There are a number of myths going around on the internet, and we do fall for many of them, and it is not entirely our fault. The Internet does provide us with many useful ideas and, every once in a while, a myth that could really put us off.
That is where we come to your rescue, and through this blog, we aim to debunk a major one. Can you get STDs from the toilet seat? Read along to know the answer.
Can You Get An STD From The Toilet Seat?
When you go out, your biggest fear might be finding a good restroom. Clean, hygienic, and obviously used, but not too much. However, the moment we think about a public restroom, the image that comes to mind is not comforting at all. Even if it’s tidy, it is something strangers use, right? It could lead to an STD.
Certainly, the internet thinks so; it might be true. Then let us be the myth-busters. There is no actual scientific evidence that suggests that sitting on a toilet seat can cause STDs. STDs can be contracted by sexual contact or by exchanging needles with an infected person.

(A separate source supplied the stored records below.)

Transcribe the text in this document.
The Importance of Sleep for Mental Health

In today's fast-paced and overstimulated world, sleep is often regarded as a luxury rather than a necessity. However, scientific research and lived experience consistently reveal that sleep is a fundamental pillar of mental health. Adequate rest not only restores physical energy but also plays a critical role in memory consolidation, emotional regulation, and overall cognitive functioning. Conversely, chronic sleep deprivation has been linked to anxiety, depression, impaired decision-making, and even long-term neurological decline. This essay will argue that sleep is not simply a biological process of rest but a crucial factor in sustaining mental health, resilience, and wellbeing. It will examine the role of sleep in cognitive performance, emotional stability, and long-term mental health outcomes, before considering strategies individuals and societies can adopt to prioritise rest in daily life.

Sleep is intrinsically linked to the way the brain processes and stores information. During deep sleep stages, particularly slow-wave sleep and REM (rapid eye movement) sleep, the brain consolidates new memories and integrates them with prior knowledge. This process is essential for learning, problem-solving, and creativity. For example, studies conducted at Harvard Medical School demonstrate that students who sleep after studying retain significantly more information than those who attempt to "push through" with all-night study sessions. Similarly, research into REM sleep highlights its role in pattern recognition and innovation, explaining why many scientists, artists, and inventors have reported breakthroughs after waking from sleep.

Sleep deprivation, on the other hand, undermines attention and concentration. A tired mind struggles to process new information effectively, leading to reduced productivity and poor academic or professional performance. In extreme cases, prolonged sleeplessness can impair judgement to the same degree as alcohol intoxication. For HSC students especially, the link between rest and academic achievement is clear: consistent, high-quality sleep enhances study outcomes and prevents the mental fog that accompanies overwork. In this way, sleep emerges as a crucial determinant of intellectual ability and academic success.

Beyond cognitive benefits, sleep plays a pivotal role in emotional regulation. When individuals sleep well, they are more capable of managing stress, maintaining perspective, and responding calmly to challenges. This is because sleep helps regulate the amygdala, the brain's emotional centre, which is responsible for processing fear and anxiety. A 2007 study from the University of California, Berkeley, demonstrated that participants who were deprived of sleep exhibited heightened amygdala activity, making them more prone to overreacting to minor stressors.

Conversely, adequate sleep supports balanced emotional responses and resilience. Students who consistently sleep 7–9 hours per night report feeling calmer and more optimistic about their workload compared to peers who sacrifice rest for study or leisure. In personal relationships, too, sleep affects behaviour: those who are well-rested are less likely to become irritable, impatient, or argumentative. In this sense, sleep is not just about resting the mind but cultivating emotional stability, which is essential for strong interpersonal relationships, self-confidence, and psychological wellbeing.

This means you need to be in direct contact with the person, and he or she should share bacteria, parasites, or viruses with you. Since neither of these happens when you use the same restroom, it cannot cause an STD.
Other Reasons Why Toilet Seats Cannot Be Carriers Of STD
There are other reasons why toilet seats cannot be carriers of STD bacteria. Firstly, there is no chance of the bacteria or viruses surviving on a surface for a prolonged period of time. If you have an open wound, you might have a chance of being infected, but casual contact can change nothing.

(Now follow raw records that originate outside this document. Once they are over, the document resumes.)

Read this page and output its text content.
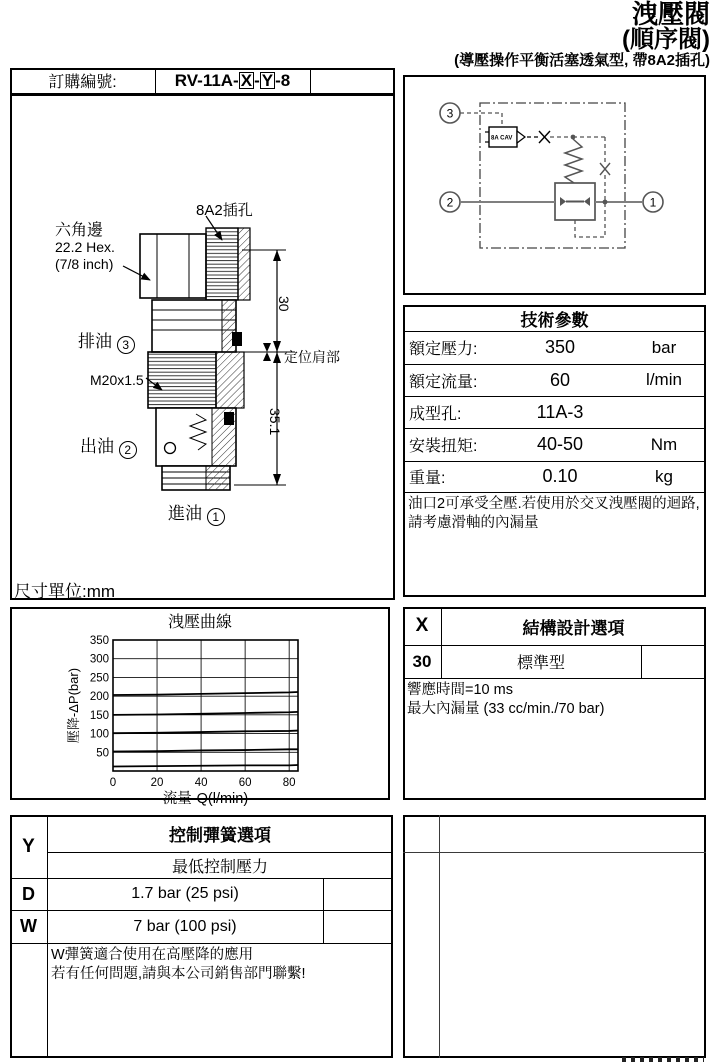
洩壓閥
(順序閥)
(導壓操作平衡活塞透氣型, 帶8A2插孔)
訂購編號:	RV-11A- X - Y -8
8A2插孔
六角邊
22.2 Hex.
(7/8 inch)
排油 3
M20x1.5
出油 2
進油 1
定位肩部
30
35.1
尺寸單位:mm
3
8A CAV
2	1
技術參數
額定壓力:	350	bar
額定流量:	60	l/min
成型孔:	11A-3
安裝扭矩:	40-50	Nm
重量:	0.10	kg
油口2可承受全壓.若使用於交叉洩壓閥的迴路,
請考慮滑軸的內漏量
洩壓曲線
50
100
150
200
250
300
350
0	20	40	60	80
流量-Q(l/min)
壓降-ΔP(bar)
X	結構設計選項
30	標準型
響應時間=10 ms
最大內漏量 (33 cc/min./70 bar)
Y	控制彈簧選項
最低控制壓力
D	1.7 bar (25 psi)
W	7 bar (100 psi)
W彈簧適合使用在高壓降的應用
若有任何問題,請與本公司銷售部門聯繫!
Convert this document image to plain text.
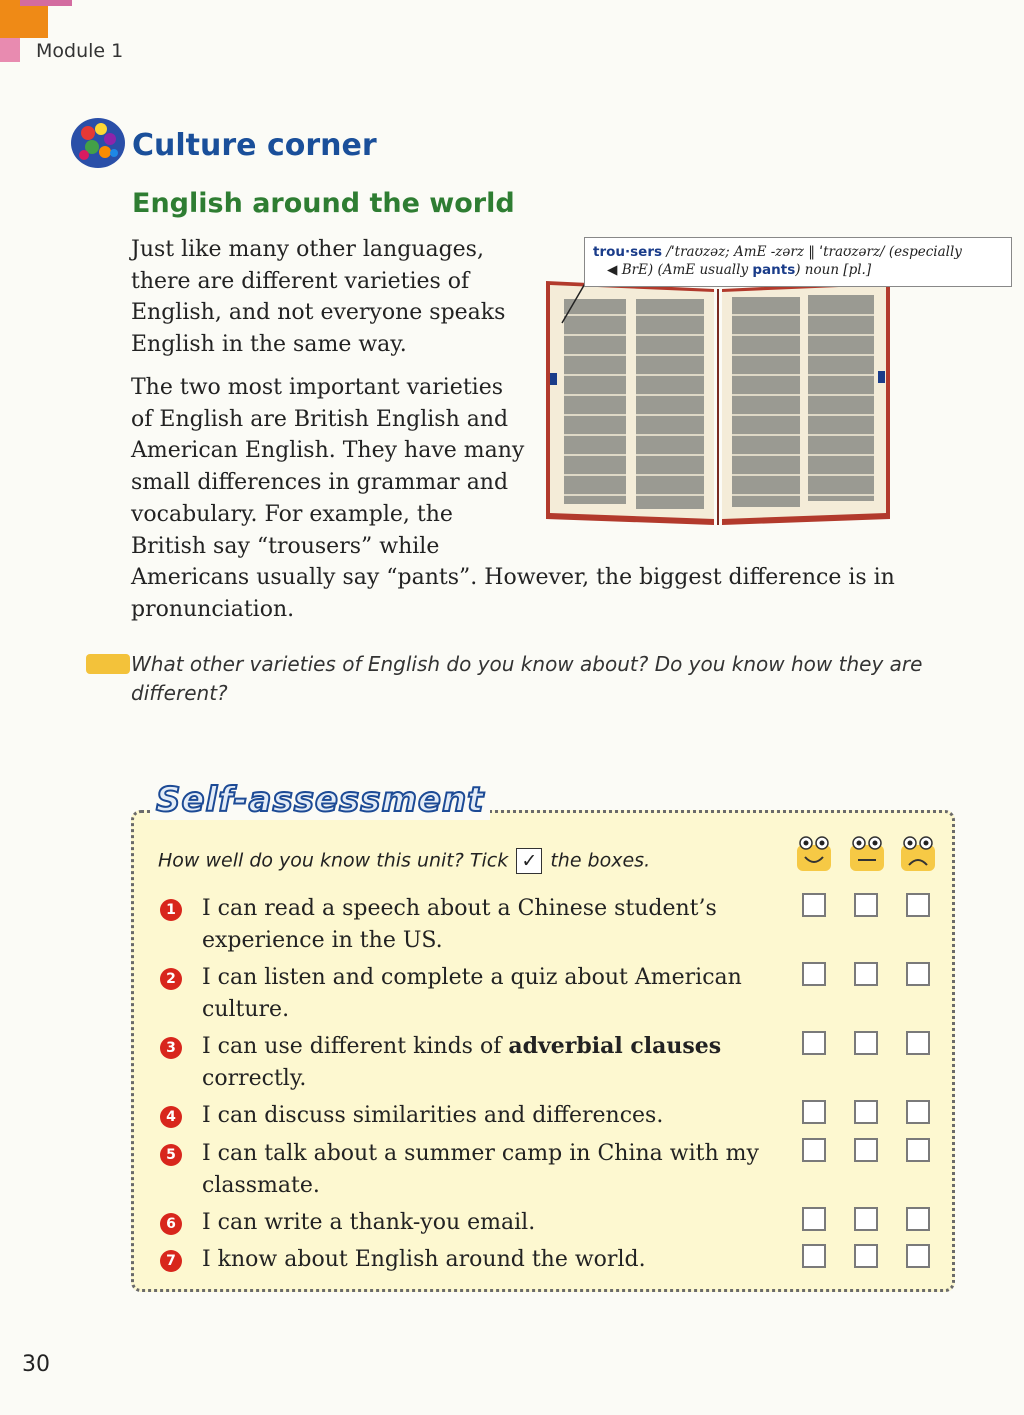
Module 1
Culture corner
English around the world

Just like many other languages, there are different varieties of English, and not everyone speaks English in the same way.

The two most important varieties of English are British English and American English. They have many small differences in grammar and vocabulary. For example, the British say “trousers” while

Americans usually say “pants”. However, the biggest difference is in pronunciation.

trou·sers /ˈtraʊzəz; AmE -zərz ‖ ˈtraʊzərz/ (especially
◀ BrE) (AmE usually pants) noun [pl.]

What other varieties of English do you know about? Do you know how they are different?

Self-assessment
How well do you know this unit? Tick ✓ the boxes.
1 I can read a speech about a Chinese student’s experience in the US.

2 I can listen and complete a quiz about American culture.

3 I can use different kinds of adverbial clauses
correctly.

4 I can discuss similarities and differences.

5 I can talk about a summer camp in China with my classmate.

6 I can write a thank-you email.

7 I know about English around the world.

30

Secondly, there is no conducive environment available on the toilet seat for bacteria to thrive. If the restrooms are disinfected regularly, bacteria, if any, would certainly perish. Lastly, skin or urine cannot carry the STD bacteria. They can only be transferred through body fluids and are often found in rectal or genital tissues.
Precautions To Take While Using Public Toilets
Though getting infected from a toilet seat is considerably low, that doesn’t mean you cannot use caution when using a public restroom. It is always advisable to keep in mind some pointers so that you can prevent getting affected by STDs.
- Avoid direct contact with surfaces: You can either use toilet seat covers or maybe tissue paper to cover the surface of the toilet seat before using it. This can protect you from rubbing off any fluids.
- Practice good hygiene: Every time you use a public restroom, make sure that you wash your hands for at least 20 seconds using soap and water.
- Use hand sanitizer: To add an extra layer of protection, you can use an alcohol-based hand sanitizer. Remember to use hand sanitizer after washing your hands properly.
- Avoid touching your face: If you think your hands are unclean,n please refrain from touching your eyes, face, mouth, or nose to avoid the membranes.
- Choose clean restrooms: Make sure you use facilities that are clean and proper.
- Educate yourself: Read on what can or cannot harm you Know the causes and take precautions.
There are some additional strategies one could adopt to make themselves safe.
Additional Tips To Prevent STD
- Practice safe sex: As we know, the primary cause of STDs is unsafe sex. Use condoms.
- Get vaccinated: Some of the kinds of STIs have vaccines. The human papillomavirus has a vaccine that can be administered to males and females. Taking HPV vaccines can protect you from cancer as well. Hepatitis B also has a vaccine, and you should consider taking it.
- Know your partner better: Before having sexual relations, it is ideal to know more about your partner’s sexual history.
- Limit sexual partners: Multiple sexual partners can increase your risk of STIs.
- Get tested: Even if you have multiple partners, make sure you are tested.
- Avoid sharing needles: Don’t share needles at any cost. Always make sure you use a clean and fresh one.
- Consider PrEP: This is a medicine that could be taken by anyone who has a higher risk of exposure. Always let your health worker guide you.
- Regular health checkups: This means complete body checkups, including saliva, blood, and x-rays as well. This is important because sometimes STDs can present without symptoms.